With those disclaimers out of the way, it's time to take a look below to see where your favorite Peter Pan adaptation ranks.



Oof, this movie is not good. Billed as a prequel to the traditional Peter Pan story, this big budget tentpole film was both a massive box office bomb and a critical disaster. With an unimaginative plot, an overabundance of computer effects, and racially insensitive casting, Pan did just about everything wrong that it possibly could.


'Return To Never Land'

During the 1990s and 2000s, a division of Disney Animation called Disneytoon Studios existed that produced low-budget, mostly direct-to-video movies. Many of these were sequels to decades-old Disney classics, like The Jungle Book, Cinderella, and yes, Peter Pan. Viewed as a cynical cash grab that tarnished the legacy of the original works, many critics despised these subpar sequels — and Return to Never Land is no exception.


'Peter Pan' (1924)

At nearly a century old, this is the first big screen adaptation of the story. The silent film is almost a straight adaptation of the original stage play, but its silent format and dated effects don't hold up terribly well upon modern viewings. Apologies to any flappers out there.


'Peter & Wendy'

This TV movie blends reality and fantasy, with the traditional story taking place in a hospitalized teenage girl's dream. The real-life portions of the film take place at London's Great Ormond Street Hospital, which was gifted the rights to Peter Pan by J.M. Barrie prior to his death, a connection which further blends the line between reality and fantasy.

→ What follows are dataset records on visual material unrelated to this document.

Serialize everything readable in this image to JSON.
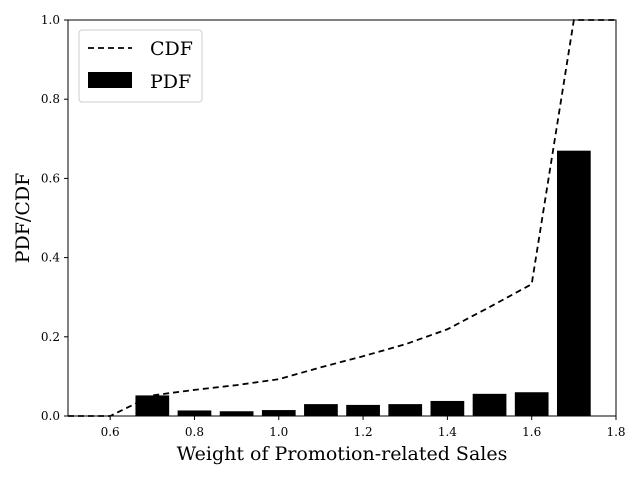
{
  "chart_data": {
    "type": "bar",
    "xlabel": "Weight of Promotion-related Sales",
    "ylabel": "PDF/CDF",
    "xlim": [
      0.5,
      1.8
    ],
    "ylim": [
      0.0,
      1.0
    ],
    "xticks": [
      "0.6",
      "0.8",
      "1.0",
      "1.2",
      "1.4",
      "1.6",
      "1.8"
    ],
    "yticks": [
      "0.0",
      "0.2",
      "0.4",
      "0.6",
      "0.8",
      "1.0"
    ],
    "grid": false,
    "legend_position": "top-left",
    "bar_width": 0.08,
    "series": [
      {
        "name": "CDF",
        "kind": "line",
        "style": "dashed",
        "color": "#000000",
        "x": [
          0.5,
          0.6,
          0.7,
          0.8,
          0.9,
          1.0,
          1.1,
          1.2,
          1.3,
          1.4,
          1.5,
          1.6,
          1.7,
          1.8
        ],
        "values": [
          0.0,
          0.0,
          0.052,
          0.066,
          0.078,
          0.093,
          0.123,
          0.151,
          0.181,
          0.219,
          0.275,
          0.333,
          1.0,
          1.0
        ]
      },
      {
        "name": "PDF",
        "kind": "bar",
        "color": "#000000",
        "x": [
          0.7,
          0.8,
          0.9,
          1.0,
          1.1,
          1.2,
          1.3,
          1.4,
          1.5,
          1.6,
          1.7
        ],
        "values": [
          0.052,
          0.014,
          0.012,
          0.015,
          0.03,
          0.028,
          0.03,
          0.038,
          0.056,
          0.06,
          0.67
        ]
      }
    ]
  }
}
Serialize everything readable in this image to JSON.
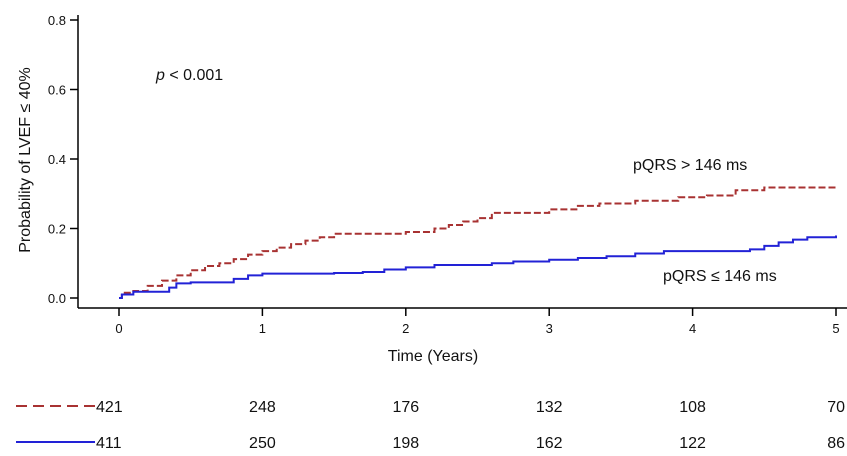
{
  "chart_data": {
    "type": "line",
    "title": "",
    "xlabel": "Time (Years)",
    "ylabel": "Probability of LVEF ≤ 40%",
    "xlim": [
      0,
      5
    ],
    "ylim": [
      0,
      0.8
    ],
    "x_ticks": [
      "0",
      "1",
      "2",
      "3",
      "4",
      "5"
    ],
    "y_ticks": [
      "0.0",
      "0.2",
      "0.4",
      "0.6",
      "0.8"
    ],
    "grid": false,
    "p_value": {
      "symbol": "p",
      "text": " < 0.001"
    },
    "series": [
      {
        "name": "pQRS > 146 ms",
        "color": "#a83232",
        "style": "dashed",
        "steps": [
          [
            0,
            0.0
          ],
          [
            0.02,
            0.015
          ],
          [
            0.1,
            0.02
          ],
          [
            0.2,
            0.035
          ],
          [
            0.3,
            0.05
          ],
          [
            0.4,
            0.065
          ],
          [
            0.5,
            0.08
          ],
          [
            0.6,
            0.092
          ],
          [
            0.7,
            0.1
          ],
          [
            0.8,
            0.112
          ],
          [
            0.9,
            0.125
          ],
          [
            1.0,
            0.135
          ],
          [
            1.1,
            0.145
          ],
          [
            1.2,
            0.155
          ],
          [
            1.3,
            0.165
          ],
          [
            1.4,
            0.175
          ],
          [
            1.5,
            0.185
          ],
          [
            2.0,
            0.19
          ],
          [
            2.2,
            0.2
          ],
          [
            2.3,
            0.21
          ],
          [
            2.4,
            0.22
          ],
          [
            2.5,
            0.23
          ],
          [
            2.6,
            0.245
          ],
          [
            3.0,
            0.255
          ],
          [
            3.2,
            0.265
          ],
          [
            3.35,
            0.272
          ],
          [
            3.6,
            0.28
          ],
          [
            3.9,
            0.29
          ],
          [
            4.1,
            0.295
          ],
          [
            4.3,
            0.31
          ],
          [
            4.5,
            0.318
          ],
          [
            5.0,
            0.32
          ]
        ],
        "at_risk": [
          "421",
          "248",
          "176",
          "132",
          "108",
          "70"
        ]
      },
      {
        "name": "pQRS ≤ 146 ms",
        "color": "#2222d6",
        "style": "solid",
        "steps": [
          [
            0,
            0.0
          ],
          [
            0.02,
            0.01
          ],
          [
            0.1,
            0.018
          ],
          [
            0.35,
            0.03
          ],
          [
            0.4,
            0.042
          ],
          [
            0.5,
            0.045
          ],
          [
            0.8,
            0.055
          ],
          [
            0.9,
            0.065
          ],
          [
            1.0,
            0.07
          ],
          [
            1.5,
            0.072
          ],
          [
            1.7,
            0.075
          ],
          [
            1.85,
            0.082
          ],
          [
            2.0,
            0.088
          ],
          [
            2.2,
            0.095
          ],
          [
            2.6,
            0.1
          ],
          [
            2.75,
            0.105
          ],
          [
            3.0,
            0.11
          ],
          [
            3.2,
            0.115
          ],
          [
            3.4,
            0.12
          ],
          [
            3.6,
            0.128
          ],
          [
            3.8,
            0.135
          ],
          [
            4.4,
            0.14
          ],
          [
            4.5,
            0.15
          ],
          [
            4.6,
            0.16
          ],
          [
            4.7,
            0.168
          ],
          [
            4.8,
            0.175
          ],
          [
            5.0,
            0.18
          ]
        ],
        "at_risk": [
          "411",
          "250",
          "198",
          "162",
          "122",
          "86"
        ]
      }
    ]
  }
}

If you grew up in the '90s, then you likely have fond memories of this Steven Spielberg film, but you're also probably forgetting how deeply, deeply weird it is. With its unique retelling of the story focusing on what would happen if Peter Pan did grow up, Hook at least takes some chances, which leads to some fun — if strange — new directions for what was already a very familiar story at that point.


'Peter Pan' (2003)

This 2000s film certainly flew under the radar and was a bomb at the box office, but it's held up arguably better than any other Peter Pan adaptation. Loved by critics, this version of the story doesn't look to reinvent the wheel. It simply sets out to tell the best version of Peter Pan that it can, and it does a pretty great job of it.


'Peter Pan' (1953)

This movie's racial problems have been discussed ad nauseam at this point ("What Made the Red Man Red?" is especially cringeworthy), but it's worth noting that such depictions were commonplace in 1953, and Disney's Peter Pan is very much a product of its time. However, if you're able to look past the outdated racial stereotypes in the film, there really is no arguing that this is the definitive version of Peter Pan.

When you hear the words "Peter Pan," odds are that you're picturing this green-clad cartoon. The film's depiction of Tinkerbell has gone on to become a massively popular Disney mascot, Peter Pan's Flight is one of the most iconic rides at Disneyland, and there's probably not a person alive who hasn't seen at least a portion of this movie. So due to its lasting impact on popular culture, the Disney version of Peter Pan must be ranked as the top adaptation of the story.

Peter Pan is a classic story, and despite its problems, it will likely to continue to inspire the imaginations of children for generations to come. Just ask Wendy.